Missouri has some of the highest standards for student testing in the nation. By eight grade students are supposed to be able to analyze literature for literary devices and universal themes. By eleventh grade they should be able to use logarithims to solve equations.
These standards . . . from the Missouri Assesment Program or MAP . . . were established in the mid 90s, and educators set them high to give Missouri something to shoot for.
But with the new No Child Left Behind act, the MAP test took on new significance. All states are required to test students every year, but they're allowed wide latitude in how to test them and what standards to use. Missouri decided to continue using its MAP test to measure student achievment.
And that's the rub for educators and lawmakers. The Federal government now requires all students to meet the standards in a decade, and for all schools to meet benchmarks along the way. Only half of Missouri school districts last year met the state's goals, and many educators blame that on unreasonably high standards in the MAP test.
Adding to the frustration felt by some, many of these schools that fail to meet the targets are considered to be excellent schools, like the one's in state Senator Mike Gibbon's suburban St. Louis county district.
But it's not only student achievment or institutional pride that's at issue. The No Child Left Behind law says that school districts that don't meet the targets can be penalized . . . penalties that can eventually cost millions of dollars.

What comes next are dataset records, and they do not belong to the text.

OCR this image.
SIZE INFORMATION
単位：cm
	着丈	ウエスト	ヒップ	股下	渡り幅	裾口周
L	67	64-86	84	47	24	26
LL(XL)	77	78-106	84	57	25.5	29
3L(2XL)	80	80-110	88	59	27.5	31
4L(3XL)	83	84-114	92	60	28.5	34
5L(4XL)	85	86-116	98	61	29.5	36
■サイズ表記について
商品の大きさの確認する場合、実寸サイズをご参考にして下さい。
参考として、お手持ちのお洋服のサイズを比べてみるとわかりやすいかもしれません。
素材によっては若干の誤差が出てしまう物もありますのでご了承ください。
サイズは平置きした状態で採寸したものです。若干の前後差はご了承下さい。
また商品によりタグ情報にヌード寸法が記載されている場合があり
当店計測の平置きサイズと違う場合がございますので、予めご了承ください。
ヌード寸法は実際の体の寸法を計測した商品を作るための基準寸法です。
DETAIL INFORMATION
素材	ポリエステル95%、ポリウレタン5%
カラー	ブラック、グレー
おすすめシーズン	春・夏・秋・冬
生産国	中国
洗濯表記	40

State's can set the bar for testing anywhere they want, as long as it meets federal minimums, and educators say this puts them in a cruel paradox, where they're punished for aiming high while states with low standards get a pass.
And that's just what Missouri may do. State Senator Gary Nodler, a Joplin Republican, has introduced a bill that would not only lower Missouri's testing standards to the federal minimums, but would mandate that they never exceed those standards.
Nodler refuses to characterize the move as a lowering of standards, instead refering to it as quote "recalibration," and educators like Mike Wood of the Missouri Teacher's Association insist that the plan will simply make the scores reflect the reality in the classroom.
The backing of Wood and the Teacher's Association, along with the endorsment of most other Missouri education groups, suggests the measure is likely to become law . . . the Republican leadership has found democratic co-sponsors for the bill in both houses and promises to fast track it as one of their major legislative priorities, and Democrats, who might have liked to jump on the GOP for lowering standards, could be loathe to cross their usual allies: teacher's and school administrators.